Louis XIV, arguably France’s most glorious monarch, worked tirelessly to promote his absolute power. Known as the Sun King, he didn’t hesitate to mix politics with art, and his image appeared in virtually every medium including metalwork, painting, sculpture, tapestries, and works on paper. A more unusual material can also be added to this list: leather.
Visitors to the J. Paul Getty Museum at the Getty Center can see a large leather medallion depicting the Sun King in profile. It proudly holds court in a gallery of the South Pavilion and is among a prominent group of decorative arts on long-term loan to the Museum that were recently added to the permanent collection.
What is the story behind this surprising material, and how was this leather portrait of Louis XIV made?
Leatherheads
Profile portraits of French royalty have a long history. Eager to celebrate their power and glory, kings and queens commissioned commemorative medals and portraits in profile, often based on classical prototypes.
Dating to about 1700, the Getty’s oval leather medallion presents Louis XIV clad in armor and cloaked in a flowing mantle. Depicted at the height of his power, the king appears within an elegant cord-bound frame set with a wide pattern of twisting foliage.
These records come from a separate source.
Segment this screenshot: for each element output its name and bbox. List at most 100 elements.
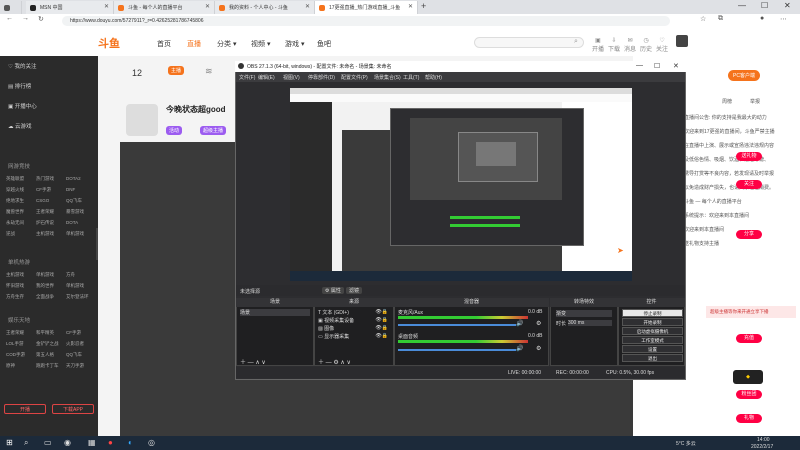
sidebar-category-link[interactable]: 英雄联盟 — [6, 176, 24, 182]
sidebar-category-link[interactable]: DNF — [66, 187, 75, 192]
close-icon[interactable]: ✕ — [104, 3, 109, 10]
sidebar-category-link[interactable]: QQ飞车 — [66, 198, 82, 204]
sidebar-category-link[interactable]: 金铲铲之战 — [36, 341, 59, 347]
sidebar-category-link[interactable]: 穿越火线 — [6, 187, 24, 193]
search-icon[interactable]: ⌕ — [574, 38, 578, 46]
sidebar-item-rank[interactable]: ▤ 排行榜 — [8, 82, 31, 90]
nav-live[interactable]: 直播 — [187, 39, 201, 49]
sidebar-category-link[interactable]: DOTA — [66, 220, 78, 225]
sidebar-item-broadcast[interactable]: ▣ 开播中心 — [8, 102, 37, 110]
sidebar-category-link[interactable]: 全面战争 — [36, 294, 54, 300]
obs-menu-item[interactable]: 帮助(H) — [425, 74, 442, 81]
maximize-button[interactable]: ☐ — [761, 1, 768, 10]
dock-toolbar-icons[interactable]: ＋ — ∧ ∨ — [240, 357, 266, 366]
sidebar-category-link[interactable]: 永劫无间 — [6, 220, 24, 226]
obs-control-button[interactable]: 退出 — [622, 354, 683, 362]
obs-menu-item[interactable]: 文件(F) — [239, 74, 255, 81]
tab-profile[interactable]: 我的资料 - 个人中心 - 斗鱼 ✕ — [215, 1, 315, 14]
obs-menu-item[interactable]: 工具(T) — [403, 74, 419, 81]
collections-icon[interactable]: ⧉ — [718, 15, 723, 23]
report-link[interactable]: 举报 — [750, 98, 760, 105]
sidebar-category-link[interactable]: CSGO — [36, 198, 49, 203]
visibility-lock-icon[interactable]: 👁🔒 — [375, 325, 388, 331]
sidebar-category-link[interactable]: 绝地求生 — [6, 198, 24, 204]
obs-control-button[interactable]: 启动虚拟摄像机 — [622, 327, 683, 335]
right-action-button[interactable]: 充值 — [736, 334, 762, 343]
streamer-avatar[interactable] — [126, 104, 158, 136]
obs-control-button[interactable]: 工作室模式 — [622, 336, 683, 344]
obs-control-button[interactable]: 设置 — [622, 345, 683, 353]
sidebar-category-link[interactable]: CF手游 — [36, 187, 51, 193]
sidebar-category-link[interactable]: 跑跑卡丁车 — [36, 363, 59, 369]
sidebar-category-link[interactable]: 和平精英 — [36, 330, 54, 336]
header-history-icon[interactable]: ◷ 历史 — [640, 37, 652, 53]
start-icon[interactable]: ⊞ — [6, 438, 13, 447]
sidebar-category-link[interactable]: 艾尔登法环 — [66, 294, 89, 300]
obs-control-button[interactable]: 开始录制 — [622, 318, 683, 326]
close-window-button[interactable]: ✕ — [784, 1, 791, 10]
obs-menu-item[interactable]: 视图(V) — [283, 74, 300, 81]
favorites-icon[interactable]: ☆ — [700, 15, 706, 23]
nav-category[interactable]: 分类 ▾ — [217, 39, 236, 49]
obs-taskbar-icon[interactable]: ◎ — [148, 438, 155, 447]
properties-button[interactable]: ⚙ 属性 — [322, 287, 344, 294]
obs-menu-item[interactable]: 停靠部件(D) — [308, 74, 335, 81]
sidebar-item-cloudgame[interactable]: ☁ 云游戏 — [8, 122, 32, 130]
steam-icon[interactable]: ◉ — [64, 438, 71, 447]
search-icon[interactable]: ⌕ — [24, 438, 28, 448]
back-icon[interactable]: ← — [6, 15, 13, 22]
transition-select[interactable]: 渐变 — [556, 310, 612, 317]
sidebar-category-link[interactable]: 天刀手游 — [66, 363, 84, 369]
visibility-lock-icon[interactable]: 👁🔒 — [375, 309, 388, 315]
reload-icon[interactable]: ↻ — [38, 15, 44, 23]
sidebar-category-link[interactable]: 火影忍者 — [66, 341, 84, 347]
rank-tab[interactable]: 周榜 — [722, 98, 732, 105]
right-action-button[interactable]: 关注 — [736, 180, 762, 189]
source-item[interactable]: ▨ 图像 👁🔒 — [318, 325, 390, 332]
source-item[interactable]: ▭ 显示器采集 👁🔒 — [318, 333, 390, 340]
obs-menu-item[interactable]: 配置文件(P) — [341, 74, 368, 81]
obs-menu-item[interactable]: 编辑(E) — [258, 74, 275, 81]
right-action-button[interactable]: 礼物 — [736, 414, 762, 423]
source-item[interactable]: ▣ 视频采集设备 👁🔒 — [318, 317, 390, 324]
dock-toolbar-icons[interactable]: ＋ — ⚙ ∧ ∨ — [318, 357, 351, 366]
app-icon[interactable]: ● — [108, 438, 113, 447]
duration-input[interactable]: 300 ms — [568, 320, 612, 326]
sidebar-category-link[interactable]: DOTA2 — [66, 176, 81, 181]
tab-msn[interactable]: MSN 中国 ✕ — [26, 1, 114, 14]
sidebar-category-link[interactable]: QQ飞车 — [66, 352, 82, 358]
sidebar-category-link[interactable]: 暴雪游戏 — [66, 209, 84, 215]
promo-banner[interactable]: 超级主播等你来开通立享下播 — [706, 306, 796, 318]
new-tab-button[interactable]: + — [421, 1, 426, 11]
speaker-icon[interactable]: 🔊 — [516, 345, 523, 352]
minimize-button[interactable]: — — [738, 1, 746, 10]
sidebar-category-link[interactable]: 主机游戏 — [36, 231, 54, 237]
more-icon[interactable]: ⋯ — [780, 15, 787, 23]
sidebar-download-button[interactable]: 下载APP — [52, 404, 94, 414]
header-message-icon[interactable]: ✉ 消息 — [624, 37, 636, 53]
sidebar-category-link[interactable]: 主机游戏 — [6, 272, 24, 278]
obs-control-button[interactable]: 停止录制 — [622, 309, 683, 317]
close-icon[interactable]: ✕ — [305, 3, 310, 10]
obs-maximize-button[interactable]: ☐ — [654, 62, 660, 70]
sidebar-category-link[interactable]: 方舟生存 — [6, 294, 24, 300]
right-action-button[interactable]: 分享 — [736, 230, 762, 239]
sidebar-category-link[interactable]: CF手游 — [66, 330, 81, 336]
sidebar-category-link[interactable]: 王者荣耀 — [36, 209, 54, 215]
obs-minimize-button[interactable]: — — [636, 62, 643, 69]
volume-slider[interactable] — [398, 324, 516, 326]
volume-slider[interactable] — [398, 349, 516, 351]
tab-douyu-home[interactable]: 斗鱼 - 每个人的直播平台 ✕ — [114, 1, 215, 14]
url-input[interactable]: https://www.douyu.com/5727911?_r=0.42625… — [62, 16, 670, 26]
gear-icon[interactable]: ⚙ — [536, 345, 541, 352]
sidebar-category-link[interactable]: 魔兽世界 — [6, 209, 24, 215]
browser-menu[interactable] — [0, 1, 22, 14]
obs-menu-item[interactable]: 场景集合(S) — [374, 74, 401, 81]
header-download-icon[interactable]: ⇩ 下载 — [608, 37, 620, 53]
nav-fishbar[interactable]: 鱼吧 — [317, 39, 331, 49]
search-input[interactable] — [474, 37, 584, 48]
scene-item[interactable]: 场景 — [240, 309, 310, 316]
pc-client-button[interactable]: PC客户端 — [728, 70, 760, 81]
sidebar-category-link[interactable]: 单机游戏 — [36, 272, 54, 278]
explorer-icon[interactable]: ▦ — [88, 438, 96, 447]
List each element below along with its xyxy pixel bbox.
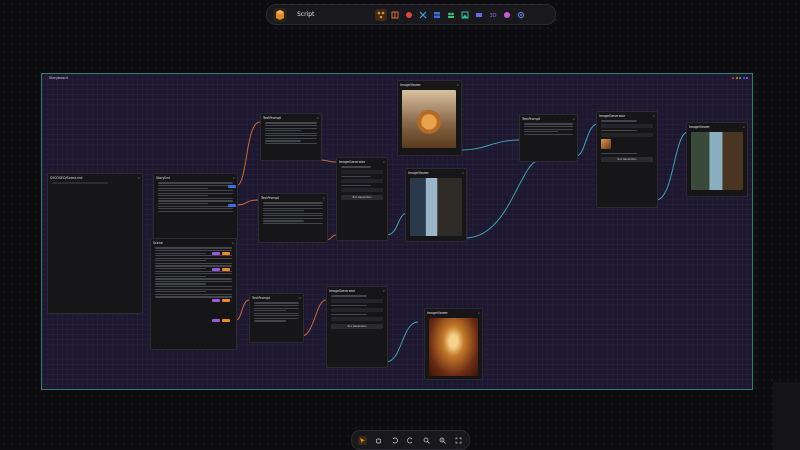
size-select[interactable] <box>331 307 383 312</box>
scene-tag-button[interactable] <box>212 319 220 322</box>
close-icon[interactable]: × <box>316 116 319 120</box>
text-prompt-title: TextPrompt <box>522 116 540 121</box>
close-icon[interactable]: × <box>652 114 655 118</box>
layout-icon[interactable] <box>389 9 401 21</box>
living-room-image[interactable] <box>691 132 743 190</box>
gear-icon[interactable] <box>515 9 527 21</box>
image-generator-node[interactable]: ImageGenerator × Run Generation <box>596 111 658 208</box>
text-prompt-node[interactable]: TextPrompt × <box>519 114 578 162</box>
board-controls[interactable] <box>732 77 748 79</box>
image-viewer-node[interactable]: ImageViewer × <box>686 122 748 197</box>
scene-tag-button[interactable] <box>222 319 230 322</box>
pointer-icon[interactable] <box>358 435 367 445</box>
file-node-title: SVCOSEO/Scene.md <box>50 175 83 180</box>
top-toolbar: Script 3D <box>266 4 556 25</box>
text-prompt-title: TextPrompt <box>261 195 279 200</box>
hand-icon[interactable] <box>374 436 383 445</box>
image-viewer-title: ImageViewer <box>400 82 421 87</box>
scene-tag-button[interactable] <box>222 299 230 302</box>
image-viewer-node[interactable]: ImageViewer × <box>405 168 467 242</box>
zoom-in-icon[interactable] <box>422 436 431 445</box>
image-viewer-title: ImageViewer <box>427 310 448 315</box>
run-generation-button[interactable]: Run Generation <box>601 156 653 162</box>
close-icon[interactable]: × <box>231 241 234 245</box>
corgi-image[interactable] <box>402 90 456 148</box>
zoom-out-icon[interactable] <box>438 436 447 445</box>
palette-icon[interactable] <box>501 9 513 21</box>
storyline-output-button[interactable] <box>228 185 236 188</box>
model-select[interactable] <box>331 298 383 303</box>
scene-node-title: Scene <box>153 240 163 245</box>
users-icon[interactable] <box>445 9 457 21</box>
run-generation-button[interactable]: Run Generation <box>331 323 383 329</box>
close-icon[interactable]: × <box>382 289 385 293</box>
steps-input[interactable] <box>341 187 383 192</box>
image-icon[interactable] <box>459 9 471 21</box>
reference-thumbnail[interactable] <box>601 138 611 149</box>
scene-tag-button[interactable] <box>222 268 230 271</box>
close-icon[interactable]: × <box>742 125 745 129</box>
bottom-toolbar <box>351 430 470 450</box>
grid-icon[interactable] <box>431 9 443 21</box>
text-prompt-title: TextPrompt <box>252 295 270 300</box>
file-node[interactable]: SVCOSEO/Scene.md × <box>47 173 143 314</box>
image-viewer-node[interactable]: ImageViewer × <box>424 308 483 380</box>
record-icon[interactable] <box>403 9 415 21</box>
image-generator-node[interactable]: ImageGenerator × Run Generation <box>326 286 388 368</box>
file-text-line <box>52 182 109 184</box>
doorway-image[interactable] <box>410 178 462 236</box>
close-icon[interactable]: × <box>232 176 235 180</box>
model-select[interactable] <box>601 123 653 128</box>
fullscreen-icon[interactable] <box>454 436 463 445</box>
image-viewer-node[interactable]: ImageViewer × <box>397 80 462 156</box>
logo-icon[interactable] <box>273 7 287 22</box>
image-viewer-title: ImageViewer <box>689 124 710 129</box>
image-viewer-title: ImageViewer <box>408 170 429 175</box>
close-icon[interactable]: × <box>456 83 459 87</box>
text-prompt-node[interactable]: TextPrompt × <box>249 293 304 343</box>
text-prompt-node[interactable]: TextPrompt × <box>258 193 328 243</box>
close-icon[interactable]: × <box>572 117 575 121</box>
text-prompt-node[interactable]: TextPrompt × <box>260 113 322 161</box>
size-select[interactable] <box>341 178 383 183</box>
side-panel-edge <box>773 382 800 450</box>
image-generator-title: ImageGenerator <box>329 288 356 293</box>
storyline-output-button[interactable] <box>228 204 236 207</box>
redo-icon[interactable] <box>406 436 415 445</box>
scene-tag-button[interactable] <box>212 252 220 255</box>
project-title[interactable]: Script <box>297 11 367 18</box>
run-generation-button[interactable]: Run Generation <box>341 194 383 200</box>
undo-icon[interactable] <box>390 436 399 445</box>
video-icon[interactable] <box>473 9 485 21</box>
image-generator-title: ImageGenerator <box>599 113 626 118</box>
corridor-image[interactable] <box>429 318 478 376</box>
image-generator-title: ImageGenerator <box>339 159 366 164</box>
3d-icon[interactable]: 3D <box>487 9 499 21</box>
steps-input[interactable] <box>331 316 383 321</box>
svg-text:3D: 3D <box>490 13 497 19</box>
close-icon[interactable]: × <box>477 311 480 315</box>
scene-tag-button[interactable] <box>212 299 220 302</box>
close-icon[interactable]: × <box>137 176 140 180</box>
scene-tag-button[interactable] <box>222 252 230 255</box>
image-generator-node[interactable]: ImageGenerator × Run Generation <box>336 157 388 241</box>
scene-tag-button[interactable] <box>212 268 220 271</box>
close-icon[interactable]: × <box>382 160 385 164</box>
model-select[interactable] <box>341 169 383 174</box>
close-icon[interactable]: × <box>461 171 464 175</box>
storyline-node-title: Storyline <box>156 175 171 180</box>
close-icon[interactable]: × <box>298 296 301 300</box>
workflow-icon[interactable] <box>375 8 387 21</box>
storyline-node[interactable]: Storyline × <box>153 173 238 239</box>
board-label: Storyboard <box>49 76 68 80</box>
tools-icon[interactable] <box>417 9 429 21</box>
size-select[interactable] <box>601 132 653 137</box>
close-icon[interactable]: × <box>322 196 325 200</box>
text-prompt-title: TextPrompt <box>263 115 281 120</box>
Although he adopts the trappings and regal carriage of an ancient general or emperor, his lace cravat, long curled wig, and neatly trimmed moustache are in keeping with masculine fashions set by the French court at Versailles. The leather portrait was probably made for a courtier or royal official to show his allegiance to the king, whether in a public building or private residence.
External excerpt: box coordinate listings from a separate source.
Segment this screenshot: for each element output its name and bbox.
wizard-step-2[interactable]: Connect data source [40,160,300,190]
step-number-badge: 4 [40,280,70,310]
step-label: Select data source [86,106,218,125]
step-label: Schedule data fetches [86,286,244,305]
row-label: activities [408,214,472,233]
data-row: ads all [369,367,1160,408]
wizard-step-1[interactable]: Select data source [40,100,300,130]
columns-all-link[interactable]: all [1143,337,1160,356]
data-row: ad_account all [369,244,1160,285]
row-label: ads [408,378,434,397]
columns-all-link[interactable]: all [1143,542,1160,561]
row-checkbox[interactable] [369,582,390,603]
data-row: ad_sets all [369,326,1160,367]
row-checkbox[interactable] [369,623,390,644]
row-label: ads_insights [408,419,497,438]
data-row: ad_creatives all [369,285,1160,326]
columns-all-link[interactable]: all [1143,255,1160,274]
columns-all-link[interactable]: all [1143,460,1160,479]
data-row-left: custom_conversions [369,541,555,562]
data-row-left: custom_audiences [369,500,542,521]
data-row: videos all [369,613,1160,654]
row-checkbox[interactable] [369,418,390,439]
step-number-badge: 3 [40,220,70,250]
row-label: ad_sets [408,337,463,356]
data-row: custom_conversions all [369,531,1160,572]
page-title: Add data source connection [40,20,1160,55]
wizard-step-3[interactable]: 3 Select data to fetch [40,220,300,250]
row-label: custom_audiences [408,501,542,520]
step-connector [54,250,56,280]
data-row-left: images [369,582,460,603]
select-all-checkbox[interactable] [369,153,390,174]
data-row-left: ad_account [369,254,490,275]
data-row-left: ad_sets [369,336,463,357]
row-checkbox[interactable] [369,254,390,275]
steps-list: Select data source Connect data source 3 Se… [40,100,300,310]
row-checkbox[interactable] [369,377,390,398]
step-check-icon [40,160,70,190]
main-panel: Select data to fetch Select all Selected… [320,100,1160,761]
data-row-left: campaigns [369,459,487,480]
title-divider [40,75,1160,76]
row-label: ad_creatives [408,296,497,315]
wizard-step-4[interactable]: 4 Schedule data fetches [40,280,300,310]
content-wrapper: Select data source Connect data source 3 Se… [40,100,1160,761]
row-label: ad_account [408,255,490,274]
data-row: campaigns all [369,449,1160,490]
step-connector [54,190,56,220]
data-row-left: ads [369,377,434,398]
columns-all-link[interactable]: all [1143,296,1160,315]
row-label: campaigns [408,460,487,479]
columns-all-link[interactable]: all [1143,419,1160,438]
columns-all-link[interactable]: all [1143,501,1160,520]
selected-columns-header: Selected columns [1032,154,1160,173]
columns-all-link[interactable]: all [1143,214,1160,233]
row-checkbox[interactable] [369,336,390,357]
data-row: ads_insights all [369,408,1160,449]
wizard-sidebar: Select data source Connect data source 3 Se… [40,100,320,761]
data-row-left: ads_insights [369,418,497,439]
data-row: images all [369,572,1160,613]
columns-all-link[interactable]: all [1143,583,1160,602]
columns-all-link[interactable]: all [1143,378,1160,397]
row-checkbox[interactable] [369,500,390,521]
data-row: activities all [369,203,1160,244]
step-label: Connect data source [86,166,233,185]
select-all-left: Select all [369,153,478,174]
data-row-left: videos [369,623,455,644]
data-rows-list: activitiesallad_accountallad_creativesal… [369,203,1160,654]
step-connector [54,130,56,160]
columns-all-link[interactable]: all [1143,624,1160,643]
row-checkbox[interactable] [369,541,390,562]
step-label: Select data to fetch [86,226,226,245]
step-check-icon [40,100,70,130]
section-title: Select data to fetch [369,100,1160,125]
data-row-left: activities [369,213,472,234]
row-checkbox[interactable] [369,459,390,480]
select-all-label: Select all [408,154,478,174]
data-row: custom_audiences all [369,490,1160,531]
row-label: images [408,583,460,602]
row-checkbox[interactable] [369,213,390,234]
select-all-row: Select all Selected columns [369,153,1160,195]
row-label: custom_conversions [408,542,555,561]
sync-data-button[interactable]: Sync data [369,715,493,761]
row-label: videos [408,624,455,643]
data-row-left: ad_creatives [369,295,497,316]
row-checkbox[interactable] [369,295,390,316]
The likeness of the profile probably derives from the work of a French artist such as François Girardon, a sculptor who produced many commissions for Louis XIV. A marble profile medallion in the style of Girardon is found at the Metropolitan Museum of Art, and a modern copy of this sculpture sits over the mantelpiece of the Getty Museum’s paneling from the Parisian Hôtel Le Bas de Montargis.
Humble Origins
Although we don’t know the name of the artist who made the leather medallion, we can partially retrace the steps of its creation. As a raw material, it began life as a cowhide. Butchers often sold hides to tradesman known as furriers, who in turn sold them to tanneries that operated on the outskirts of urban centers. The foul-smelling industrial process of tanning transformed the dirty hides into durable leather.
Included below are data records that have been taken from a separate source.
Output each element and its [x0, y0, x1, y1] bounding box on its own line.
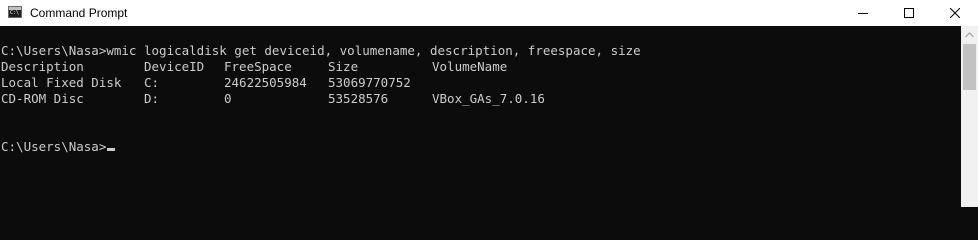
minimize-button[interactable]: [840, 0, 886, 26]
cmd-app-icon: C:\: [8, 6, 22, 18]
cell-freespace: 24622505984: [224, 75, 307, 90]
cell-description: Local Fixed Disk: [1, 75, 122, 90]
cell-deviceid: C:: [144, 75, 160, 90]
maximize-button[interactable]: [886, 0, 932, 26]
table-row: Local Fixed Disk C: 24622505984 53069770…: [1, 75, 901, 91]
header-volumename: VolumeName: [432, 59, 508, 74]
scroll-up-button[interactable]: [961, 26, 978, 43]
cell-size: 53528576: [328, 91, 389, 106]
prompt-text: C:\Users\Nasa>: [1, 139, 107, 154]
header-freespace: FreeSpace: [224, 59, 292, 74]
minimize-icon: [858, 13, 868, 14]
cell-freespace: 0: [224, 91, 232, 106]
header-size: Size: [328, 59, 359, 74]
table-row: CD-ROM Disc D: 0 53528576 VBox_GAs_7.0.1…: [1, 91, 901, 107]
cell-volumename: VBox_GAs_7.0.16: [432, 91, 545, 106]
table-header-row: Description DeviceID FreeSpace Size Volu…: [1, 59, 901, 75]
text-cursor: [107, 148, 116, 151]
scroll-up-arrow-icon: [965, 31, 974, 37]
close-icon: [950, 8, 960, 18]
scrollbar-thumb[interactable]: [963, 44, 976, 90]
console-output[interactable]: C:\Users\Nasa>wmic logicaldisk get devic…: [0, 26, 961, 207]
prompt-line[interactable]: C:\Users\Nasa>: [1, 139, 116, 155]
cell-size: 53069770752: [328, 75, 411, 90]
window-title: Command Prompt: [30, 6, 128, 20]
cell-description: CD-ROM Disc: [1, 91, 84, 106]
icon-text: C:\: [10, 10, 20, 16]
header-description: Description: [1, 59, 84, 74]
title-bar[interactable]: C:\ Command Prompt: [0, 0, 978, 26]
maximize-icon: [904, 8, 914, 18]
vertical-scrollbar[interactable]: [961, 26, 978, 207]
header-deviceid: DeviceID: [144, 59, 205, 74]
command-line: C:\Users\Nasa>wmic logicaldisk get devic…: [1, 43, 641, 58]
cell-deviceid: D:: [144, 91, 160, 106]
close-button[interactable]: [932, 0, 978, 26]
command-prompt-window: C:\ Command Prompt C:\Users\Nasa>wmic lo…: [0, 0, 978, 207]
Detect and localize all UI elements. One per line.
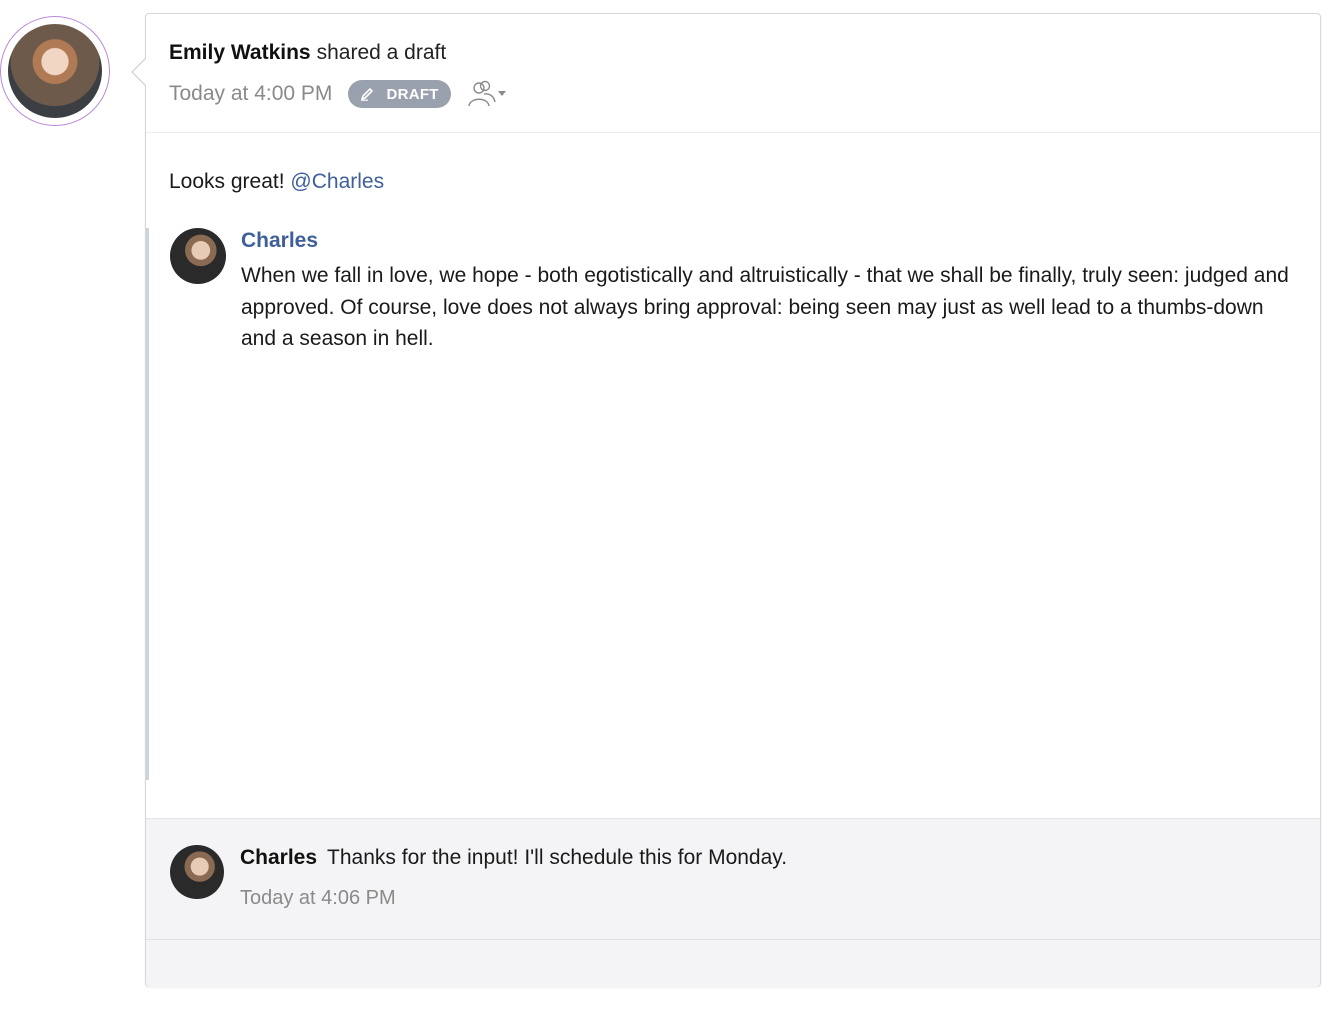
post-card: Emily Watkins shared a draft Today at 4:0… — [145, 13, 1321, 987]
header-divider — [146, 132, 1320, 133]
comment-author[interactable]: Charles — [240, 846, 317, 869]
draft-badge-label: DRAFT — [386, 85, 439, 103]
author-name[interactable]: Emily Watkins — [169, 41, 311, 64]
people-icon — [468, 80, 496, 107]
post-timestamp[interactable]: Today at 4:00 PM — [169, 82, 332, 106]
comment: Charles Thanks for the input! I'll schedu… — [240, 846, 787, 870]
post-title-line: Emily Watkins shared a draft — [169, 40, 1300, 66]
chevron-down-icon — [497, 91, 506, 96]
pencil-icon — [361, 88, 374, 101]
post-body: Looks great! @Charles — [169, 170, 384, 194]
post-header: Emily Watkins shared a draft Today at 4:0… — [169, 40, 1300, 108]
card-pointer-fill — [133, 59, 146, 85]
quote-avatar[interactable] — [170, 228, 226, 284]
author-avatar-image — [8, 24, 102, 118]
action-text: shared a draft — [316, 41, 447, 64]
post-body-text: Looks great! — [169, 170, 285, 193]
quote-author-name[interactable]: Charles — [241, 229, 318, 253]
quote-text: When we fall in love, we hope - both ego… — [241, 264, 1289, 350]
feed-page: Emily Watkins shared a draft Today at 4:0… — [0, 0, 1341, 1013]
post-meta: Today at 4:00 PM DRAFT — [169, 80, 1300, 108]
comment-section: Charles Thanks for the input! I'll schedu… — [146, 818, 1320, 987]
comment-timestamp: Today at 4:06 PM — [240, 887, 396, 909]
audience-selector[interactable] — [467, 80, 506, 108]
quoted-draft[interactable]: Charles When we fall in love, we hope - … — [146, 228, 1289, 780]
draft-badge: DRAFT — [348, 80, 451, 108]
mention-link[interactable]: @Charles — [290, 170, 384, 193]
comment-text: Thanks for the input! I'll schedule this… — [327, 846, 788, 869]
comment-avatar[interactable] — [170, 845, 224, 899]
comment-divider — [146, 939, 1320, 940]
author-avatar[interactable] — [0, 16, 110, 126]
After a first round of washing, the tanner fermented the hide in a vat containing tannin, an acidic solution of bark or oak galls. The fermenting process lasted anywhere from several weeks to a year, depending on the thickness of the hide. The procedure loosened hair, fat, and other tissue, which was scraped off and discarded. After a final washing and drying, the processed skin was dressed or curried—stretched, shaved, and oiled—by a currier to finish the leather, which could then be dyed.
A craftsman known as a maroquinier was likely responsible for molding the leather into a medallion using the cuir bouilli—boiled leather—process. By submerging the leather in hot water, it could be molded using a shaped embossing plate. Additional tooling including repoussé, pushing the design forward from the reverse, further refined and delineated the medallion’s relief details.
A Prestigious Product
Measuring just over three feet high and two feet wide, the Getty’s medallion of Louis XIV required nearly a quarter of the useable leather from a single cowhide. This represented an especially expensive outlay of the material in seventeenth-and-eighteenth-century France, which suffered from significant leather shortages before the French Revolution. The scarcity of leather was so great that its manufacture was highly regulated by the state and the export of leather goods was severely restricted.
Far from being a humble material, leather was one of high value and was used to make all sorts of items including bookbindings, containers, saddles, upholstery, and protective garments such as gloves, shoes, and armor. It’s fitting that a portrait in this material should now find a permanent home at the Getty among other works of art from Louis XIV’s reign.